Kat is plunged into a deep state of depression from a combination of guilt about her false identity, the loss of the ships, and the physical and psychological stresses of flying through the cluster itself. In her depression, she steals a white radiation badge (out of Helo's locker) and uses it to replace her own black one. She also conceals that her hair has started to fall out due to overexposure to radiation.

Kat makes one last attempt to guide a civilian ship. This time, like the others, the civilian ship goes adrift and becomes hidden by the brilliant light of the cluster. The mid-cluster jump point rapidly becomes unstable and even more lethal, prompting Admiral Adama to order all Raptors to jump to the planet, whether or not they have located their associated civilian ship. Kat vows not to lose another ship and disobeys the order. In her persistent efforts to locate the lost ship, she is exposed to a lethal dose of radiation. She successfully guides the ship to the algae planet. When she returns to Galactica, she is greeted with a round of applause from Adama and much of the Galactica crew, Starbuck included. However, she collapses as soon as she gets out of her Raptor.

Back on the Cylon Basestar, Three and Baltar visit the Basestar's hybrid. Believing every cryptic word the Hybrid utters has meaning, Baltar gets close to her to listen. Against Three's advice, Baltar tries to touch the Hybrid, who immediately grabs Baltar's arm and tells him to find "a hand that lies in the shadow of the light in the eye of the husband of the eye of the cow" before falling back in silence. Baltar and Three try to interpret her oracular words, eventually determining that the eye of the cow is a reference to "cow-eyed" Hera. Hera's husband is the god Jupiter, and the two conclude the "Eye of Jupiter" is a planet in the shadow of a star cluster - another clue to the location of Earth. Baltar speculates the hand could be a reference to the final five Cylons.

Back at the Colonial fleet, orbiting a planet in the shadow of a star cluster, Starbuck visits the dying Kat in sickbay in remorse over her earlier words to her. She gives Kat a bottle of sleeping pills, "just in case she needs them". Admiral Adama also visits Kat and tells her that he is promoting her again to CAG. Kat is hesitant to accept, and tells Adama that there is something about her that he should know. Adama just says that whatever she was going to say wouldn't change what she had already accomplished.

The scene changes to a briefing room. All of the Galactica's pilots are gathered in front of a chart listing the command structure of the flight group. The pilots somberly watch as Admiral Adama swaps Kat's name with Apollo's, so making her the CAG.
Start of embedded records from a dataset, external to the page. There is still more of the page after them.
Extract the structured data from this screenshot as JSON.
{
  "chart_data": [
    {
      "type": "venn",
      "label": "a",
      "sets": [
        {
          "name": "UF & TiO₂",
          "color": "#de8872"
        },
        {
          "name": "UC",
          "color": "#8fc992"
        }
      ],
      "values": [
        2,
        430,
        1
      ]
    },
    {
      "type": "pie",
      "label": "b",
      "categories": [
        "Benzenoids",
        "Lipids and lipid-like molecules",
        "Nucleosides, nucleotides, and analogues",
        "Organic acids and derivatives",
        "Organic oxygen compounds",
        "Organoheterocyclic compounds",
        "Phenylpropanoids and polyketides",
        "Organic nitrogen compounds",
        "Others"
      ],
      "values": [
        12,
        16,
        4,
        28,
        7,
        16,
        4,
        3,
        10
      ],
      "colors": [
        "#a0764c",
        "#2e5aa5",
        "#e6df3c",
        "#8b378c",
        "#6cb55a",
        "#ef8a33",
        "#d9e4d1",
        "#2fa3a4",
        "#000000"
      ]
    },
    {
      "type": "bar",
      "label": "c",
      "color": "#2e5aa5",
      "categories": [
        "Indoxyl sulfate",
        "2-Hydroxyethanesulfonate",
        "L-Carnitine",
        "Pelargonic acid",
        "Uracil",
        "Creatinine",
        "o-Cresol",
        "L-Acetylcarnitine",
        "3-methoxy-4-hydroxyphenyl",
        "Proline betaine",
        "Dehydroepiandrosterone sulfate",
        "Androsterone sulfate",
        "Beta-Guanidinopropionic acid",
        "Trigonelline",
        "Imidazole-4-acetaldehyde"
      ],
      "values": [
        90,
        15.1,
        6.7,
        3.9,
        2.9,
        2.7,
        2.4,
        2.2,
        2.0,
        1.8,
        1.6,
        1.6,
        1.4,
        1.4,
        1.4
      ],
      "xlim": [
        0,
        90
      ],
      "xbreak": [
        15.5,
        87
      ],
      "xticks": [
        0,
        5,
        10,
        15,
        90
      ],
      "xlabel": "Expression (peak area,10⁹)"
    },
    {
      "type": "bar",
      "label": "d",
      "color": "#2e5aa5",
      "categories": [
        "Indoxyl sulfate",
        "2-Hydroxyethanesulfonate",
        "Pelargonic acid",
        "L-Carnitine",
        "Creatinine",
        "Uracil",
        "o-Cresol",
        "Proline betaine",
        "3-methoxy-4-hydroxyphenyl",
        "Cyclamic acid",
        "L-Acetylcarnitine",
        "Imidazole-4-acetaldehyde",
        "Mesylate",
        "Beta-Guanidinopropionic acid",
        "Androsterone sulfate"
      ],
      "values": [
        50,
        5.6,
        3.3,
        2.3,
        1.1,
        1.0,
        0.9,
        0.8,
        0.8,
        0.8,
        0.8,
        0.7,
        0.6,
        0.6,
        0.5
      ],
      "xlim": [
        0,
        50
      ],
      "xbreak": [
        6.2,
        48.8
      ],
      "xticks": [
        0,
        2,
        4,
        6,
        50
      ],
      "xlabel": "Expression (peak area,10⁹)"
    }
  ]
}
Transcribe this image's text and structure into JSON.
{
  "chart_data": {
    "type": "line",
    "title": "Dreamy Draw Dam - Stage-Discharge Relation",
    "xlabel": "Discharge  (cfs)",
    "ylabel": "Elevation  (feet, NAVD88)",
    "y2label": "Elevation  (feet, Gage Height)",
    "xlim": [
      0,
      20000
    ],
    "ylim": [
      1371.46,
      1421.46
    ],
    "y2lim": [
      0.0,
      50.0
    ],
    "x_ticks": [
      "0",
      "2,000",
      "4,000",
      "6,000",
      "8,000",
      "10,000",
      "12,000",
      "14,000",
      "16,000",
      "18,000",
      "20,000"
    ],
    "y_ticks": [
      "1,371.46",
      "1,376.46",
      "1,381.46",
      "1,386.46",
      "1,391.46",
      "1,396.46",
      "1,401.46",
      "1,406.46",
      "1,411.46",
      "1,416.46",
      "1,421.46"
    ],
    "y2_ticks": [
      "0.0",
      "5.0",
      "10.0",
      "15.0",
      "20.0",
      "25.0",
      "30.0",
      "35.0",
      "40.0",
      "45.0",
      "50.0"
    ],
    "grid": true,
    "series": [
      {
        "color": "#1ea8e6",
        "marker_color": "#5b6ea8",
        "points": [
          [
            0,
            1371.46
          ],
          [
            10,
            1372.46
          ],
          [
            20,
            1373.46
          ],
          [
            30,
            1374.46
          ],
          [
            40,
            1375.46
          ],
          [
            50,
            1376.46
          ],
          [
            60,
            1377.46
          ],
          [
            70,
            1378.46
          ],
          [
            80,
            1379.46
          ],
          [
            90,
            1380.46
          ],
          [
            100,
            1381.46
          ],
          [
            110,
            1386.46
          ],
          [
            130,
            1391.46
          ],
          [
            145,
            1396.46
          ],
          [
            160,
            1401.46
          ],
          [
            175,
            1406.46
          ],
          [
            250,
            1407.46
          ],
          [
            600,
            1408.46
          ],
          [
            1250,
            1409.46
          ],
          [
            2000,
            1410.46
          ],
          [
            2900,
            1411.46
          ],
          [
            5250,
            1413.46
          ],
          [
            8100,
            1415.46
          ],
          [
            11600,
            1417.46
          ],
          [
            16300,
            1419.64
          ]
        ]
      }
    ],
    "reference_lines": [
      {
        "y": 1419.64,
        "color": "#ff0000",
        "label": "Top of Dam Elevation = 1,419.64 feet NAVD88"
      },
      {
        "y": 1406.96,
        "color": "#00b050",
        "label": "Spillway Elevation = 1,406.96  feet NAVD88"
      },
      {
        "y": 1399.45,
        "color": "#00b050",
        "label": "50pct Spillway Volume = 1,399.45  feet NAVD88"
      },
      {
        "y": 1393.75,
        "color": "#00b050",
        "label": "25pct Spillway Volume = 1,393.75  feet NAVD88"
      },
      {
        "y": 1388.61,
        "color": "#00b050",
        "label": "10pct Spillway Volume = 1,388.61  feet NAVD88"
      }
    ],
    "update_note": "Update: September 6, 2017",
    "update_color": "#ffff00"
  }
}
Later, Starbuck is shown, trying to hold back tears as she affixes Kat's picture to the wall commemorating the missing and deceased. Apollo watches behind her.

== Production ==
According to Ron Moore's podcast, this episode was heavily re-edited after the initial rough-cut was shot, drastically changing it not merely from the original script, but what was planned when initially shooting. The overall effect is that many details of the plot are very different from what writer Jane Espenson's initial script called for.